Dead Kennedys have announced a reissue of their 1980 debut LP Fresh Fruit for Rotting Vegetables. The updated version has been remixed from the original multitrack tapes by engineer Chris Lord-Alge (who has worked with Chaka Khan, Green Day, and Bruce Springsteen, among others). The reissue arrives September 30 via Manifesto and includes previously unseen imagery and essays from Green Day’s Billie Joe Armstrong, Foo Fighters frontman Dave Grohl, David Ellefson of Megadeth, Fletcher Dragge of Pennywise, and more. Check out the newly remixed version of “Chemical Warfare” below.
“When the label suggested we remix Fresh Fruit for Rotting Vegetables [bassist] Klaus Fluoride and I were skeptical,” Dead Kennedys guitarist East Bay Ray said in a press release. “But we thought, ‘Why not? Let’s give it a try.’ And, wow, Grammy-winning maestro Chris Lord-Alge was interested! It turns out he’s a big fan of the band. We tried one song, ‘Chemical Warfare.’ What Chris came back with was amazing. Everyone heard the difference, so we said, ‘All right, let’s go!’”

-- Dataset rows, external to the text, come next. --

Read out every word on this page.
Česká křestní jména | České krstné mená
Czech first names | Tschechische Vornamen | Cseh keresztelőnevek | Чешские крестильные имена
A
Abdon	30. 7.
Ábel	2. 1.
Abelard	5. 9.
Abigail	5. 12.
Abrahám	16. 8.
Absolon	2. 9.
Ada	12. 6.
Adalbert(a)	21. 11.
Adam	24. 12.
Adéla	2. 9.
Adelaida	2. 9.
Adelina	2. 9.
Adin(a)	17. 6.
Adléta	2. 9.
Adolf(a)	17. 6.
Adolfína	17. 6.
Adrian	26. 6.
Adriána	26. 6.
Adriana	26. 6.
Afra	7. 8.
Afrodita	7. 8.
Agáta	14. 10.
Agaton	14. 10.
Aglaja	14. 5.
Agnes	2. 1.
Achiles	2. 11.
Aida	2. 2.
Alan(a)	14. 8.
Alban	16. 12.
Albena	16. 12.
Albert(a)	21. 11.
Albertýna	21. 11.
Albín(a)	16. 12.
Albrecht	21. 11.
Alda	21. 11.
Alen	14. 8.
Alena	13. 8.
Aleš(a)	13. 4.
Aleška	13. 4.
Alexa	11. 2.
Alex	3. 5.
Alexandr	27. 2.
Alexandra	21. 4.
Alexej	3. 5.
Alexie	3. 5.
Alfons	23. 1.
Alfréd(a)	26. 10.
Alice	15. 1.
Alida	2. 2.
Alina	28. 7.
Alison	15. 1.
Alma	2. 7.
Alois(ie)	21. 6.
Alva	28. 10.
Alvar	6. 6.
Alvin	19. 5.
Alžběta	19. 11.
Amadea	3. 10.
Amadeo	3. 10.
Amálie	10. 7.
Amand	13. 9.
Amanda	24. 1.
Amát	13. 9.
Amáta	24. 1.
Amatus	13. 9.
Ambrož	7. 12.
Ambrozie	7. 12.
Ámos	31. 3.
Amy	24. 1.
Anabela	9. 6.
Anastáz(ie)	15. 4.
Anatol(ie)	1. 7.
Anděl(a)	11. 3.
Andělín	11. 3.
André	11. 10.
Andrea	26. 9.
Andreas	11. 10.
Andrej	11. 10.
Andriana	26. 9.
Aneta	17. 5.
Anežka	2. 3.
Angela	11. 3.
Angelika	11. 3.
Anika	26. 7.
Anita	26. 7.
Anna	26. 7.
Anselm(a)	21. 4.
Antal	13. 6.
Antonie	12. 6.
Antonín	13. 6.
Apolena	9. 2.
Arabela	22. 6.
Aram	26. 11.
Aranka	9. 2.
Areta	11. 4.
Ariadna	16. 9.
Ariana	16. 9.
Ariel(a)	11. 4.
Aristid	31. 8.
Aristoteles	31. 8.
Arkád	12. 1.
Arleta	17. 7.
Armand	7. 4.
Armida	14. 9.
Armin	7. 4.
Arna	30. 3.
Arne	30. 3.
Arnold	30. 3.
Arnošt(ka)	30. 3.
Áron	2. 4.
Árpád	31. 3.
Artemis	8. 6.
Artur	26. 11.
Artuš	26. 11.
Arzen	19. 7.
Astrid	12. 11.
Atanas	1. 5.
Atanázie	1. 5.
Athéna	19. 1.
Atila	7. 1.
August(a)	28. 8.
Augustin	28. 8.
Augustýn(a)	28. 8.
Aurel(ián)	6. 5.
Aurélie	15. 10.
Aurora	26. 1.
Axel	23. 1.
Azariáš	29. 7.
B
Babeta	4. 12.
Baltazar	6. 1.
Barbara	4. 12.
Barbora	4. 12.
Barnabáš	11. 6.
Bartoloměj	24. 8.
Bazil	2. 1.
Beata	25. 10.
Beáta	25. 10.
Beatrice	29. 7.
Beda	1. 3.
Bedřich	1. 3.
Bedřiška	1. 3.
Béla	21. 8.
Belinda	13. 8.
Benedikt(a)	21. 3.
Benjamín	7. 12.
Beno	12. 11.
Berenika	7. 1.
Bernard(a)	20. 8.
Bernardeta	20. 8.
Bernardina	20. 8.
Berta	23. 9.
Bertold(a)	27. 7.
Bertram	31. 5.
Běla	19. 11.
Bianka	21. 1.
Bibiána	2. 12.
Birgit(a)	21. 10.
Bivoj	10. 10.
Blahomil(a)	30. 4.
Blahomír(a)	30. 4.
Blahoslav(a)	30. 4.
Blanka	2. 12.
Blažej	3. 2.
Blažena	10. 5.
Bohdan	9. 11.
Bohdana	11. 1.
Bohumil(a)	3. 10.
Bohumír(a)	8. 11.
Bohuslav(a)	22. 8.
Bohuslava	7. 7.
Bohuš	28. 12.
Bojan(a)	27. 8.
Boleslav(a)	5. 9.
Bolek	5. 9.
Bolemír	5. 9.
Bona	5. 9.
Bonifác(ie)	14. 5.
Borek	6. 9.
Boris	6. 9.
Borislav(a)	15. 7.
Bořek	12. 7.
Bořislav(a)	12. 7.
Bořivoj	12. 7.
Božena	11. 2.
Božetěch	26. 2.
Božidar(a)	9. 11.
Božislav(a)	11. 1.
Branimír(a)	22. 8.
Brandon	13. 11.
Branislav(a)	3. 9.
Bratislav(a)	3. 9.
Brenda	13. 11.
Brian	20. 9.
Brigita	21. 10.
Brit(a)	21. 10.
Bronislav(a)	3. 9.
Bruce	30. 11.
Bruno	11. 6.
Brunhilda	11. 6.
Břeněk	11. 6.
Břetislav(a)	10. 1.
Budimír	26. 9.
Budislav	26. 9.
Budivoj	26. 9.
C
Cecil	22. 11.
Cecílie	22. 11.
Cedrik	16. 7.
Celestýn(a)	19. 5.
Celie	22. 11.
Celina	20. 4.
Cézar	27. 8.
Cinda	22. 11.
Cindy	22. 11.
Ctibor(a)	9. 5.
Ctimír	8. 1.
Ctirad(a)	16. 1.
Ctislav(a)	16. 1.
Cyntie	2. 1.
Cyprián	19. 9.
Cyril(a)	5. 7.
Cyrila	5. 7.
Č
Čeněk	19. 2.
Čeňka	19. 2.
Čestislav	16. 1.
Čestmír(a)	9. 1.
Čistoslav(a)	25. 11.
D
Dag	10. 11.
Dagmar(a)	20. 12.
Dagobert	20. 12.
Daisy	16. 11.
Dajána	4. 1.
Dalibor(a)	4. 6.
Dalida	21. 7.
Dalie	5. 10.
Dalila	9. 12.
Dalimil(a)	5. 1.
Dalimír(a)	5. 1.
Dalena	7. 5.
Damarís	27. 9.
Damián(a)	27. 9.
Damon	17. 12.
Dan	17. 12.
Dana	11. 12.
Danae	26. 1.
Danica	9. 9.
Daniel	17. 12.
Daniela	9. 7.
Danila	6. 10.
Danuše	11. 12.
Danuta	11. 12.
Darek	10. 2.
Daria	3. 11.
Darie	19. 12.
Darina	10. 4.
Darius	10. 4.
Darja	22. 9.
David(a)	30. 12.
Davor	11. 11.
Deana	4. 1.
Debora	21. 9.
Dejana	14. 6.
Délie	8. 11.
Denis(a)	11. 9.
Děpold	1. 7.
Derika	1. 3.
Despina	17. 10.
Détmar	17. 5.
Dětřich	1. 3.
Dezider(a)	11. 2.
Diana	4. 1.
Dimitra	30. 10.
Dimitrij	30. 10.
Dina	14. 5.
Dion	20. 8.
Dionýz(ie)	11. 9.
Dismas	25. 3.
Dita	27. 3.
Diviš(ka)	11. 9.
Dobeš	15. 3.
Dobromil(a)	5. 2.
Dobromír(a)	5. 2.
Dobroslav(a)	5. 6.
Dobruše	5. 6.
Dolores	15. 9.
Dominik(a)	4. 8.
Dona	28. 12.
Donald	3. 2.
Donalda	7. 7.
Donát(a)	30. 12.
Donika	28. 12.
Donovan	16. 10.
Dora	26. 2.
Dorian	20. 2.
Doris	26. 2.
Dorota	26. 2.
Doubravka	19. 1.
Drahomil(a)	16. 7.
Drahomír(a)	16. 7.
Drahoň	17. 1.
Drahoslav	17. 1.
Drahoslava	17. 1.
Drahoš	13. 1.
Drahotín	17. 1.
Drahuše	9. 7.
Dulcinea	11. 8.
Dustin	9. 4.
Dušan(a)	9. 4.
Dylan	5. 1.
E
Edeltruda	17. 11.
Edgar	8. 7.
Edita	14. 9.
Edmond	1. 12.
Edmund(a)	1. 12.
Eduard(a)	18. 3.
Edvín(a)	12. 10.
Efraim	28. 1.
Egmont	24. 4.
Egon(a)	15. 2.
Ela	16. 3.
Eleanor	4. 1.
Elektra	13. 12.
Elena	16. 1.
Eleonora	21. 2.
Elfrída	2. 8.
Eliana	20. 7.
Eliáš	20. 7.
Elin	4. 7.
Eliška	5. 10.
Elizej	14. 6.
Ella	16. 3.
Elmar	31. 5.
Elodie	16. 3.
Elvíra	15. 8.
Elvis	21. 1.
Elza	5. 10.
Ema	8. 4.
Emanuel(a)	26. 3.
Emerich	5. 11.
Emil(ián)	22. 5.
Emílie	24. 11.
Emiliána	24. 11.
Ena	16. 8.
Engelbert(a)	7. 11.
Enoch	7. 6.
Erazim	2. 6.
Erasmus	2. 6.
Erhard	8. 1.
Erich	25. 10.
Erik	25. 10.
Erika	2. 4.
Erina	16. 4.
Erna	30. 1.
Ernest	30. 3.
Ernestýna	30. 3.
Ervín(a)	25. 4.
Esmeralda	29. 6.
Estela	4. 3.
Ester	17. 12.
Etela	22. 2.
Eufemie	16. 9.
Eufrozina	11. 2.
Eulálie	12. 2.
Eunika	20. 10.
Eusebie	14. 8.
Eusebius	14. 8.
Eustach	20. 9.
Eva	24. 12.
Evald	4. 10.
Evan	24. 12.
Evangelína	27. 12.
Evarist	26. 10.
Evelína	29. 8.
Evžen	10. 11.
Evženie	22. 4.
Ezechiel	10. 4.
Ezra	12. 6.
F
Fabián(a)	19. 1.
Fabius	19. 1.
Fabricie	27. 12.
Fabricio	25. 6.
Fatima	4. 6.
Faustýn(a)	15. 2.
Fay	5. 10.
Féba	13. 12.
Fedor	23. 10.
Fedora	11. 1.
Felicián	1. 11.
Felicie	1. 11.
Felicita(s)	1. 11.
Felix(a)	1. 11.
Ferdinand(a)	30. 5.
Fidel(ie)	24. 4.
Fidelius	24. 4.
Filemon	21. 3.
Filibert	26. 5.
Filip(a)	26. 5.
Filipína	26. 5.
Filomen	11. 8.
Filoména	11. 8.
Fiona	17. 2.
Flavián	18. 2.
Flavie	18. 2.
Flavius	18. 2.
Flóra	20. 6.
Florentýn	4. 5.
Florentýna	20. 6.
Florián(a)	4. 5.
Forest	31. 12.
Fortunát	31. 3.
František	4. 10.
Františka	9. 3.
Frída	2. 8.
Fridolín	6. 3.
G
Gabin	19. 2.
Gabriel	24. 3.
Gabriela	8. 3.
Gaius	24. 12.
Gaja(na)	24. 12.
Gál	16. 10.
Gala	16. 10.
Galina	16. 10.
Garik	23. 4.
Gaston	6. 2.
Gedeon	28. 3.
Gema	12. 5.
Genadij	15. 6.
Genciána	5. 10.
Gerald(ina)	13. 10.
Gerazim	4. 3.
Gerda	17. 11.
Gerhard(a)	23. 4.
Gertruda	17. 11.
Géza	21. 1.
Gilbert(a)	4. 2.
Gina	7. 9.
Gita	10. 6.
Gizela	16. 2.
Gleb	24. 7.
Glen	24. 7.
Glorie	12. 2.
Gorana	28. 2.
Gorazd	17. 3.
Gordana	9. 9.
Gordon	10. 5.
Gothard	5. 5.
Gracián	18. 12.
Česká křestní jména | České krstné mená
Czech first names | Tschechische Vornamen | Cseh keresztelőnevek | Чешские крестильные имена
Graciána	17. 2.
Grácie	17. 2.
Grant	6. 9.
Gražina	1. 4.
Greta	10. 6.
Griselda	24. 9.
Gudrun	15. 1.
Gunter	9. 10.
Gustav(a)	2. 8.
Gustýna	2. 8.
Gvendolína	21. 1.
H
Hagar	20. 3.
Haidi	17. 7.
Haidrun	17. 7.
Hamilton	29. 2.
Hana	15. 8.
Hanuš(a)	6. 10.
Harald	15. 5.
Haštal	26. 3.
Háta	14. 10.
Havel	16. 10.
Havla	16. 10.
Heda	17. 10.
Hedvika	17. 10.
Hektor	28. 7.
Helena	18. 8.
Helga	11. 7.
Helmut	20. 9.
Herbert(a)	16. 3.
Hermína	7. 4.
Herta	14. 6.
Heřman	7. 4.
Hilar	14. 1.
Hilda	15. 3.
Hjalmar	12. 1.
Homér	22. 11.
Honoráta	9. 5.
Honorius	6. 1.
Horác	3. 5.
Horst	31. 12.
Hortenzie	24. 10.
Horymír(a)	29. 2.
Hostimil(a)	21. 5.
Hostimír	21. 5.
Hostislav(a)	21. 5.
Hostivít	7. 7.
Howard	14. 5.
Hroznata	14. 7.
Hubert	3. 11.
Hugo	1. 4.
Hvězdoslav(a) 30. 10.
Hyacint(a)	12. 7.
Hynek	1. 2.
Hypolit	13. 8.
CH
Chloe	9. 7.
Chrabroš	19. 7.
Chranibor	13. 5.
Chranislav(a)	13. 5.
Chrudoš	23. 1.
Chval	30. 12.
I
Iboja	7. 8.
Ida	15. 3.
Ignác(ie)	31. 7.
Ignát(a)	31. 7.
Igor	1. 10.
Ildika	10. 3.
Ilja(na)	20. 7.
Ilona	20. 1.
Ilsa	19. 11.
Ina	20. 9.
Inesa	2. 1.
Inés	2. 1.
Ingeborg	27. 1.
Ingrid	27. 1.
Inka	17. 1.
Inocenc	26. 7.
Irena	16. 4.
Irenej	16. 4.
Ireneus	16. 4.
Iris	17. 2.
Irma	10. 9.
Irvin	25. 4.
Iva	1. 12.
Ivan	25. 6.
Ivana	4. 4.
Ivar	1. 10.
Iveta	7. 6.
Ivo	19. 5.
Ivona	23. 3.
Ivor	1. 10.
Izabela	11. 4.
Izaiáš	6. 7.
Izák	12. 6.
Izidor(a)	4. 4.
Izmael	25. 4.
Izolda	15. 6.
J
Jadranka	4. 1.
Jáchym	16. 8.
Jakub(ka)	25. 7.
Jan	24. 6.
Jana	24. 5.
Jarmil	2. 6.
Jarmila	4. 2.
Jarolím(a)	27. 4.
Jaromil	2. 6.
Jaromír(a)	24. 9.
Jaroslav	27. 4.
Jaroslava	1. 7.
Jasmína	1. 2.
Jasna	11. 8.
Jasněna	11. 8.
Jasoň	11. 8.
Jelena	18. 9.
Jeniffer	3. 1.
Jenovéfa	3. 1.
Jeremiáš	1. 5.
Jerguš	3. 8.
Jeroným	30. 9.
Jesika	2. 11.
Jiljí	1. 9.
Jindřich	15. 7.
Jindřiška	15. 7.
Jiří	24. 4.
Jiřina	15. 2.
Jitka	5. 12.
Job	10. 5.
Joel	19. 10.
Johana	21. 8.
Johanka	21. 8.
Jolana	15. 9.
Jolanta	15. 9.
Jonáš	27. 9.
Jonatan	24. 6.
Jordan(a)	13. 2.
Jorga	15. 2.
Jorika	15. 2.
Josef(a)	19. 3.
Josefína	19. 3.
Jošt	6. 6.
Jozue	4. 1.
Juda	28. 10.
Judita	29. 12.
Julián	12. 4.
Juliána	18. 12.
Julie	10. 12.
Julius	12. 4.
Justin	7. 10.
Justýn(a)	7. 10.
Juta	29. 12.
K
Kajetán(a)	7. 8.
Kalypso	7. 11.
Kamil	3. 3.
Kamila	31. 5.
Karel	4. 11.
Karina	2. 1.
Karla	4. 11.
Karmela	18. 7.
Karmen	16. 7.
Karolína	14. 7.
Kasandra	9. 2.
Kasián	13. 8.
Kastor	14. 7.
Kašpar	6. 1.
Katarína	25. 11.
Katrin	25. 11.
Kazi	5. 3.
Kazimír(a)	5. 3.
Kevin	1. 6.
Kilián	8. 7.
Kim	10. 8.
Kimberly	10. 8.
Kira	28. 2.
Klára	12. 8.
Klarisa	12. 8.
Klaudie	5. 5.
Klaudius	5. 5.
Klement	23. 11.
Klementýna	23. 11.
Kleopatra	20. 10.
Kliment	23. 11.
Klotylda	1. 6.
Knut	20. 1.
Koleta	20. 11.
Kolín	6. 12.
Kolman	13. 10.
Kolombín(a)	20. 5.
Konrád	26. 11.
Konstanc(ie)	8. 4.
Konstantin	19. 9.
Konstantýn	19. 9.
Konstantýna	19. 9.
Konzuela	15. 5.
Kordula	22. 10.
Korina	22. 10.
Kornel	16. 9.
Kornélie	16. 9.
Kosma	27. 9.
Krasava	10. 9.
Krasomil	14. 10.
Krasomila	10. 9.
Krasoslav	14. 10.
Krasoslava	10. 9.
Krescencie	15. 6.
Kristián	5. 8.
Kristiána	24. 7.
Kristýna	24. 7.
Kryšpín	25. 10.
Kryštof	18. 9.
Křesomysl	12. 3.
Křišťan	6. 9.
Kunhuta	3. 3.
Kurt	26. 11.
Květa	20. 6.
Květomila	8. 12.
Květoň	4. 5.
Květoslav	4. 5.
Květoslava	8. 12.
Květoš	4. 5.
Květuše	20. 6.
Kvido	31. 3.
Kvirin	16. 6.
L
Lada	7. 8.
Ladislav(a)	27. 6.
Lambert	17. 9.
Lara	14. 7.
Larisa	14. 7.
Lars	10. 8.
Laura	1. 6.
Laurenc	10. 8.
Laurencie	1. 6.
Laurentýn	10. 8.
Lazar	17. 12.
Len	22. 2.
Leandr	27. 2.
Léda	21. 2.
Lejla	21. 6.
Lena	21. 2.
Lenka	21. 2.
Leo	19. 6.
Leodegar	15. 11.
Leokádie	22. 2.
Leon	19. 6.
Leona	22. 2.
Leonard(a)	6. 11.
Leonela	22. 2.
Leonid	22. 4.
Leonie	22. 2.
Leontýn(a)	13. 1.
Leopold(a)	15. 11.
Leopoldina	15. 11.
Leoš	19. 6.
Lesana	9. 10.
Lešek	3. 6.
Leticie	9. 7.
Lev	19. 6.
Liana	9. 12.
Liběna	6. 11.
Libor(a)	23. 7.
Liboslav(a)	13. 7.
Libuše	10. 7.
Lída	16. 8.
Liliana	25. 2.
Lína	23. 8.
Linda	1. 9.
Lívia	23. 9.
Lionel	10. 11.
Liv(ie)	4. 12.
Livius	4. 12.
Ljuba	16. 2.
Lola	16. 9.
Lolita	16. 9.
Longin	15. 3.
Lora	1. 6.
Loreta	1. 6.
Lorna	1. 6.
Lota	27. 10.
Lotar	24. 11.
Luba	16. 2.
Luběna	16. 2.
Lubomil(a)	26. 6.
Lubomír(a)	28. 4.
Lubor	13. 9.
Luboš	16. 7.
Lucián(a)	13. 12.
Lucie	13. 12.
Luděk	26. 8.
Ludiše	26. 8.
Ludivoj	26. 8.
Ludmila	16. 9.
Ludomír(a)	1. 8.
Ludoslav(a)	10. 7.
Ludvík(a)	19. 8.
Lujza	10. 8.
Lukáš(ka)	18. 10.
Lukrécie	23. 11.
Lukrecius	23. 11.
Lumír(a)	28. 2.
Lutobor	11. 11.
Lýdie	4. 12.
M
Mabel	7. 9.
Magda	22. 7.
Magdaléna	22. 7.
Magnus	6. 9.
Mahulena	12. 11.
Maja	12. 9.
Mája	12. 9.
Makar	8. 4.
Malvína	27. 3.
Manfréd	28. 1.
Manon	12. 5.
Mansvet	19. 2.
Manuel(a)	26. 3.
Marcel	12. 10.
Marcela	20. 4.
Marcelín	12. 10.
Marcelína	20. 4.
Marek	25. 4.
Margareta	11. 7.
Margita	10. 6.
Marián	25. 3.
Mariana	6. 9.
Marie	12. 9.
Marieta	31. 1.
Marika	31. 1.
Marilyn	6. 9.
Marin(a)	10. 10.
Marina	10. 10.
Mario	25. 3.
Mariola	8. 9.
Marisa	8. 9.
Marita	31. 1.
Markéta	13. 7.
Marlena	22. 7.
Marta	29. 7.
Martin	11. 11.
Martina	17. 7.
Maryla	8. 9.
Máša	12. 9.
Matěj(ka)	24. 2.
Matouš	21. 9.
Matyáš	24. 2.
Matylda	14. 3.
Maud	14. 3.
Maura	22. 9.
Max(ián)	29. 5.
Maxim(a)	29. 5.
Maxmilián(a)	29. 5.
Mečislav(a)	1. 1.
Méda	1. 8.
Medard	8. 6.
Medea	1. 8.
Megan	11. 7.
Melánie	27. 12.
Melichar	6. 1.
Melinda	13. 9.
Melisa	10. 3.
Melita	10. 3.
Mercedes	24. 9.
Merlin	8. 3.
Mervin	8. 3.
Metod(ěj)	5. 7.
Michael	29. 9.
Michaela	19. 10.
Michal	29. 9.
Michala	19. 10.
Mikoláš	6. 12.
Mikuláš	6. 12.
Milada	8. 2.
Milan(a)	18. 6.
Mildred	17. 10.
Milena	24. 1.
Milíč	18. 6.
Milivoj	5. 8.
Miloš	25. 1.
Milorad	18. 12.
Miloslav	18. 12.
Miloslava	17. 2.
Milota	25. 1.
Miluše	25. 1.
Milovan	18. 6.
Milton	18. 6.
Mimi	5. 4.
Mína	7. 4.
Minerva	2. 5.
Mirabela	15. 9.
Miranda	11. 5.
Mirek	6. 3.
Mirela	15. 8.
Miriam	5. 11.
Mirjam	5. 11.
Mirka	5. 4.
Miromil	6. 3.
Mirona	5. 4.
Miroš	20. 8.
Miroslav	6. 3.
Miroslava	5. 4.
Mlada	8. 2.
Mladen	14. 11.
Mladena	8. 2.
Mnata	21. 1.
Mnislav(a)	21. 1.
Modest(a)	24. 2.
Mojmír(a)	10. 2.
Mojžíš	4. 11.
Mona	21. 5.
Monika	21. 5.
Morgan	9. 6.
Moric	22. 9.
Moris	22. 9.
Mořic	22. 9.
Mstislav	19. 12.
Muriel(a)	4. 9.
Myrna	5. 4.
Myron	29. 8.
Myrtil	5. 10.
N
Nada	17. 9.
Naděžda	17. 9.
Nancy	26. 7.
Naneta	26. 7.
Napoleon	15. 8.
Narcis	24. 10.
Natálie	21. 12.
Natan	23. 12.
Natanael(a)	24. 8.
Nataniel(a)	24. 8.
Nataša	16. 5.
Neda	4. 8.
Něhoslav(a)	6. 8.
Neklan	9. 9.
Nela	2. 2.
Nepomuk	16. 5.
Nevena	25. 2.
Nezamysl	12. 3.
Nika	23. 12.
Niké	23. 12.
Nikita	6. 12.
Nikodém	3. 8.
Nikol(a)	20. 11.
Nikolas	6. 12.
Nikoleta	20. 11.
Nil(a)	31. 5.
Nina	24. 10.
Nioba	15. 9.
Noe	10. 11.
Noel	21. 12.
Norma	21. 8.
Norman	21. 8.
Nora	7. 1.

Lord-Alge added: “Revisiting Fresh Fruit for Rotting Vegetables was such an inside peek at a band packing so much excitement onto tape for every song. The style and playing has such drive and spirit. The big challenge for me was keeping it honest to its original sound and not letting it become modern but improving the separation and clarity. A major chapter in history for Dead Kennedys.”
“My education was punk rock—what the Dead Kennedys said—it was attacking America, but it was America at the same time,” Billie Joe Armstrong wrote in the album’s liner notes.
Dave Grohl remembered the group’s influence on him as a teen: “I went to the DK’s Rock against Reagan show in Washington. The Dead Kennedys were playing, and were one of my favorite bands. There were police helicopters all over the place and buses filled up with riot police. As a 13-year-old kid, that was like my own little revolution.”